A la fin du siècle dernier, Zhang Yimou était répertorié dans les dictionnaires de cinéma comme un des réalisateurs officiels chinois, récipiendaire d’accessits dans les grands festivals. Un cinéaste de l’intime satisfaisant tous les P.C. occidentaux, faisant voir rouge la ligne du parti dans son pays en glissant dans des enluminures une critique de la société chinoise.
Les prochaines éditions devront revoir leurs copies. Depuis Hero, et aujourd’hui avec ce second film de sabre, Yimou a pris un chemin quasi à l’opposé : divertissement populaire en Scope flamboyant, personnages romanesques et discours socio-politique flattant le pouvoir. Le Secret des poignards volants, c’est un peu une version médiévale d’Infernal affairs, le récent polar made in Hong Kong. En 859, un constable envoie sa meilleure recrue infiltrer une organisation rebelle. Au milieu des deux hommes, une danseuse aveugle. Trahisons, amours et loyauté, un programme triangulaire plus courant chez John Woo que dans le Wu Xia Pian chinois. Yimou le retranscrit dans une sarabande graphique et feuilletonesque, les coups de théâtre succédant aux morceaux de bravoure physique. Tant mieux pour les yeux ébahis devant une virtuosité de tous les instants amplifiée par la beauté plastique de l’ensemble. Tant pis pour les amateurs de scénario de realpolitik bien ficelés. Ceux-là seront plus avisés de se jeter sur la poignée de films de Chu Yuan récemment sortis en DVD.

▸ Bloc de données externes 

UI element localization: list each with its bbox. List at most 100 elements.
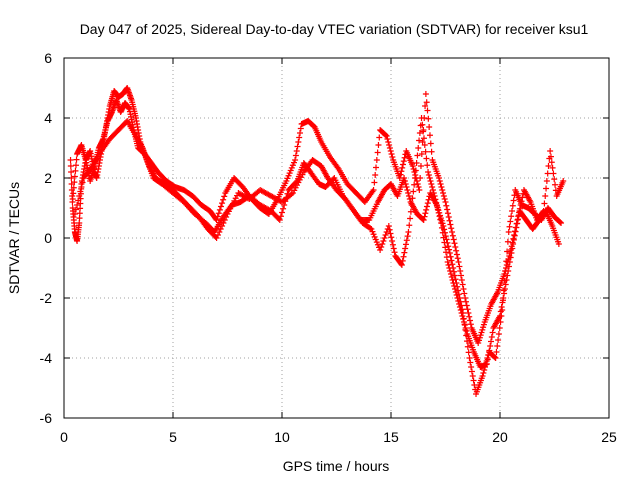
data-point-interp (496, 325, 503, 331)
data-point-interp (415, 145, 422, 151)
data-point-interp (509, 245, 516, 252)
data-point-interp (505, 263, 512, 270)
data-point-interp (72, 206, 79, 213)
data-point-interp (401, 178, 408, 184)
data-point-interp (289, 162, 296, 169)
data-point-interp (287, 167, 294, 174)
data-point (449, 229, 456, 235)
data-point-interp (502, 281, 509, 288)
data-point (547, 148, 554, 154)
data-point-interp (437, 181, 444, 187)
data-point-interp (379, 241, 386, 247)
data-point-interp (413, 160, 420, 166)
data-point-interp (402, 181, 409, 187)
data-point-interp (420, 135, 427, 142)
data-point-interp (456, 263, 463, 270)
data-point (505, 229, 512, 235)
data-point-interp (419, 121, 426, 128)
data-point-interp (497, 308, 504, 315)
data-point (497, 313, 503, 319)
data-point-interp (382, 132, 389, 139)
data-point-interp (417, 163, 424, 169)
data-point (283, 178, 290, 184)
data-point-interp (456, 304, 463, 310)
data-point (292, 157, 299, 163)
data-point-interp (71, 179, 78, 186)
data-point (420, 217, 427, 223)
data-point-interp (399, 164, 406, 171)
data-point-interp (424, 162, 431, 169)
data-point-interp (388, 234, 395, 241)
data-point-interp (547, 153, 554, 160)
data-point-interp (382, 232, 389, 238)
data-point-interp (215, 210, 222, 217)
data-point-interp (371, 179, 378, 186)
data-point-interp (70, 190, 77, 197)
data-point-interp (292, 152, 299, 159)
data-point-interp (423, 206, 430, 213)
data-point-interp (221, 217, 228, 223)
data-point-interp (460, 316, 467, 322)
data-point-interp (452, 289, 459, 295)
data-point-interp (453, 251, 460, 258)
data-point-interp (288, 164, 295, 171)
data-point-interp (491, 354, 498, 361)
data-point-interp (477, 332, 484, 339)
data-point (409, 163, 416, 169)
data-point-interp (409, 195, 416, 202)
data-point (71, 211, 78, 217)
data-point-interp (485, 352, 492, 358)
data-point-interp (407, 215, 414, 222)
data-point-interp (402, 241, 409, 248)
data-point-interp (438, 224, 445, 231)
data-point-interp (380, 238, 387, 244)
data-point-interp (387, 230, 394, 237)
data-point-interp (293, 182, 300, 189)
data-point-interp (381, 235, 388, 241)
data-point-interp (400, 158, 407, 165)
data-point-interp (486, 347, 493, 354)
data-point-interp (387, 148, 394, 154)
data-point (377, 247, 384, 253)
data-point (510, 241, 517, 247)
data-point-interp (441, 239, 448, 246)
data-point-interp (407, 208, 414, 215)
data-point (398, 262, 405, 268)
data-point-interp (514, 216, 521, 223)
data-point-interp (373, 157, 380, 163)
data-point-interp (225, 208, 232, 215)
data-point-interp (495, 331, 502, 337)
data-point-interp (545, 163, 552, 169)
data-point-interp (442, 244, 449, 251)
data-point-interp (424, 200, 431, 207)
data-point-interp (388, 151, 395, 157)
data-point-interp (277, 213, 284, 220)
data-point-interp (505, 268, 512, 274)
data-point (503, 277, 510, 283)
data-point-interp (401, 154, 408, 161)
x-tick-label: 25 (601, 429, 617, 445)
data-point-interp (221, 193, 228, 200)
y-tick-label: 4 (44, 110, 52, 126)
data-point-interp (285, 172, 292, 179)
data-point (560, 178, 567, 184)
data-point-interp (385, 139, 392, 145)
x-tick-label: 5 (169, 429, 177, 445)
data-point-interp (403, 184, 410, 190)
data-point-interp (448, 274, 455, 280)
data-point-interp (299, 171, 306, 178)
data-point (446, 250, 453, 256)
data-point (276, 217, 283, 223)
data-point-interp (488, 334, 495, 340)
data-point (224, 211, 231, 217)
data-point (451, 283, 458, 289)
data-point (422, 91, 429, 97)
data-point-interp (508, 208, 515, 214)
data-point-interp (447, 271, 454, 277)
data-point-interp (414, 181, 421, 187)
data-point-interp (476, 337, 483, 344)
data-point-interp (390, 245, 397, 252)
data-point-interp (220, 196, 227, 203)
data-point-interp (464, 306, 471, 313)
data-point-interp (445, 214, 452, 220)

Pour autant il serait dommage de faire la fine bouche devant Le Secret des poignards volants, film jumeau d’Hero dans sa structure mais curieusement plus terrien, au sens propre du terme : les scènes d’action se jouent souvent dans des espaces ruraux rendus intelligemment claustrophobiques. Les personnages ont beau défier l’apesanteur, ils finissent toujours cloués au sol par leurs tourments. Jusque dans un duel final splendide, le trio central surplombe alors une technique qui en faisait jusque là plus des codes couleurs que des caractères. Quand le réalisateur privilégie la chair au lieu du sens, Le Secret des poignards volants rencontre enfin ce qui lui manque souvent : une émotion autre qu’esthétique, quelque chose qui ne sonne pas comme une reconstitution parfaite mais creuse. Et si, en fait, Zhang Yimou était le Jean-Pierre Jeunet chinois ?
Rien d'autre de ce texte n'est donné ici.